The core classification logic inside `classifyLiveness` follows this simplified structure:

```javascript
// Core classification snippet (simplified)
function classifyLiveness({status, finalUrl, bodyText, applyControls}) {
  if (status === 404) return {result:'expired', code:'http_gone'};
  if (EXPIRED_URL_PATTERNS.some(p=>p.test(finalUrl))) return {result:'expired', code:'expired_url'};
  if (HARD_EXPIRED_PATTERNS.some(p=>p.test(bodyText))) return {result:'expired', code:'expired_body'};
  if (applyControls.length) return {result:'active', code:'apply_control_visible'};
  // …fallback checks omitted for brevity
}

```

## Summary

- **Playwright-based liveness verification** in `santifer/career-ops` extracts page data via `checkUrlLiveness` in `liveness-browser.mjs` before applying deterministic rules in `classifyLiveness` from `liveness-core.mjs`.
- The system checks HTTP status, redirect patterns, expired-content keywords, and listing-page indicators before confirming activity through visible apply controls.
- Results are bucketed into `active`, `expired`, or `uncertain` outcomes, with only active postings proceeding to the user-facing pipeline.
- Safety guards in `rejectPrivateOrInvalid` prevent the browser from accessing private networks or invalid protocols.

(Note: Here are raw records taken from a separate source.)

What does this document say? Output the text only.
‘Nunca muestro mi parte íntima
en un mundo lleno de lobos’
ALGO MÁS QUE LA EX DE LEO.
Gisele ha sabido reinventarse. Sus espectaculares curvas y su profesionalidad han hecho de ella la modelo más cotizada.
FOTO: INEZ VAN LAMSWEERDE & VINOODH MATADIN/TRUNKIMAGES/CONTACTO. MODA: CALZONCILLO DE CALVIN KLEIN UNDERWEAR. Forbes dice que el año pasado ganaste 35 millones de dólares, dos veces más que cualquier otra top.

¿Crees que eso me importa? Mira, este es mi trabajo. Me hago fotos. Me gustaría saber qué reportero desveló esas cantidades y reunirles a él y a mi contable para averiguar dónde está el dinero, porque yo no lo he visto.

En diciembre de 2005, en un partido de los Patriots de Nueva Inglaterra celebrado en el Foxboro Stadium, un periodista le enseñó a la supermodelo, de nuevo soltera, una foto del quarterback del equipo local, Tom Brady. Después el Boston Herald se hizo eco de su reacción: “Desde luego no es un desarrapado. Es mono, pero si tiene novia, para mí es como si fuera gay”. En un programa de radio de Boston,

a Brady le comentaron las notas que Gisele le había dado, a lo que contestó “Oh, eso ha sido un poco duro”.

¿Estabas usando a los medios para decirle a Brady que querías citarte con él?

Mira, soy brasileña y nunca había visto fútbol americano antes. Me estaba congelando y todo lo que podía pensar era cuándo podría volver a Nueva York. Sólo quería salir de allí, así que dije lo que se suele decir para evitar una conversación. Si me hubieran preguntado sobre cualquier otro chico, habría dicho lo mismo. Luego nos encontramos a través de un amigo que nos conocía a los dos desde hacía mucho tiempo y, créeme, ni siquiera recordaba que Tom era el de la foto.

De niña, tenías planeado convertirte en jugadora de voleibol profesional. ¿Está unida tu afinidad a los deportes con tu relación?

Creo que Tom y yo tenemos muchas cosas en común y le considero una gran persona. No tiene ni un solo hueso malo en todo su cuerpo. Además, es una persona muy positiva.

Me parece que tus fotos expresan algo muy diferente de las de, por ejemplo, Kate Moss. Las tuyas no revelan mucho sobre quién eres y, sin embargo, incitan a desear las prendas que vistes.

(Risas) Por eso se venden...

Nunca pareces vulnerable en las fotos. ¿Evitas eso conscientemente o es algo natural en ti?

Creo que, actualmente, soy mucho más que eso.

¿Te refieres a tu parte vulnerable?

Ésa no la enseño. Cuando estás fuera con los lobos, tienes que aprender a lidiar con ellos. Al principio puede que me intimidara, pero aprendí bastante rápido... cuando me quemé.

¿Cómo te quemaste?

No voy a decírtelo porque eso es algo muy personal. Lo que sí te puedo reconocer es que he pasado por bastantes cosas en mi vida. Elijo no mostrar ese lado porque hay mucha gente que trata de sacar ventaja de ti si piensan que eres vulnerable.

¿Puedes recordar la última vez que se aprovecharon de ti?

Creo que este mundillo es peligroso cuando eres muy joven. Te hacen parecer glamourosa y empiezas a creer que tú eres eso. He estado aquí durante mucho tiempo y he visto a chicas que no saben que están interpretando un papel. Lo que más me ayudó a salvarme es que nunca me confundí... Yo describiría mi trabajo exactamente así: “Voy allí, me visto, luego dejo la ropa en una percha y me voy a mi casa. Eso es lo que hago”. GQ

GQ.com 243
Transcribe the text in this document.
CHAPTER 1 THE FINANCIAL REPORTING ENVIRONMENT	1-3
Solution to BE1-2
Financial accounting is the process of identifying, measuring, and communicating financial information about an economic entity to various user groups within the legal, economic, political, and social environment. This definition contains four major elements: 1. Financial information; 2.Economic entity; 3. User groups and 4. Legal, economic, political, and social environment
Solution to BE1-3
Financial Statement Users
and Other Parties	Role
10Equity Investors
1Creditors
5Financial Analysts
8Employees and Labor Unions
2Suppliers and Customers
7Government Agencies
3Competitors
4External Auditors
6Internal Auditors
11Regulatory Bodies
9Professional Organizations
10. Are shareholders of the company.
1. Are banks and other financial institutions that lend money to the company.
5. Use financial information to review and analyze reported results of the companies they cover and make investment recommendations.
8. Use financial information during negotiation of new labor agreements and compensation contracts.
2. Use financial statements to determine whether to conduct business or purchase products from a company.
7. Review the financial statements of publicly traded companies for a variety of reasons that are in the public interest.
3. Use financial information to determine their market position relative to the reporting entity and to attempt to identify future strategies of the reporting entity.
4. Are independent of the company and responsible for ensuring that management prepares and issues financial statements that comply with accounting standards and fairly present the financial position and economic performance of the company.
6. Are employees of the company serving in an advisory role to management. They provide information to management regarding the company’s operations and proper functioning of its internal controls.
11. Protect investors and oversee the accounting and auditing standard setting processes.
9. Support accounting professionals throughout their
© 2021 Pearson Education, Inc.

## Frequently Asked Questions

### What does "uncertain" mean in Playwright-based liveness verification?

An **uncertain** classification indicates that the crawler loaded the page successfully but found none of the definitive markers for either expiration or activity. This typically occurs when the page lacks an apply button but also lacks explicit "job filled" language or HTTP errors. These URLs are logged as `skipped_no_apply_control` and excluded from results unless they show an apply control on retry.

### How does Career-Ops prevent false positives when a job is actually active?

The classifier prioritizes positive signals. If `checkUrlLiveness` detects visible apply controls in the `applyControls` array, it immediately returns `active` with code `apply_control_visible`, bypassing all expiration checks. This ensures that functional application buttons—regardless of page text content—are treated as authoritative evidence that the posting is live.

### Can I run liveness checks without triggering a full scan?

Yes. The repository includes **`check-liveness.mjs`**, a thin CLI wrapper around `checkUrlLiveness`. You can invoke this script directly against specific URLs to debug classification results or verify individual postings without executing the full `scan.mjs` pipeline with the `--verify` flag.

### Why does the system use 300 characters as the minimum content threshold?

The `MIN_CONTENT_CHARS` constant (default 300) filters out pages that render only navigation headers, footers, or generic error shells. When a job posting is removed, some sites return a valid HTTP 200 status with nearly empty HTML. By requiring at least 300 characters of body text, the `insufficient_content` rule catches these hollow responses and marks them expired before they reach the user.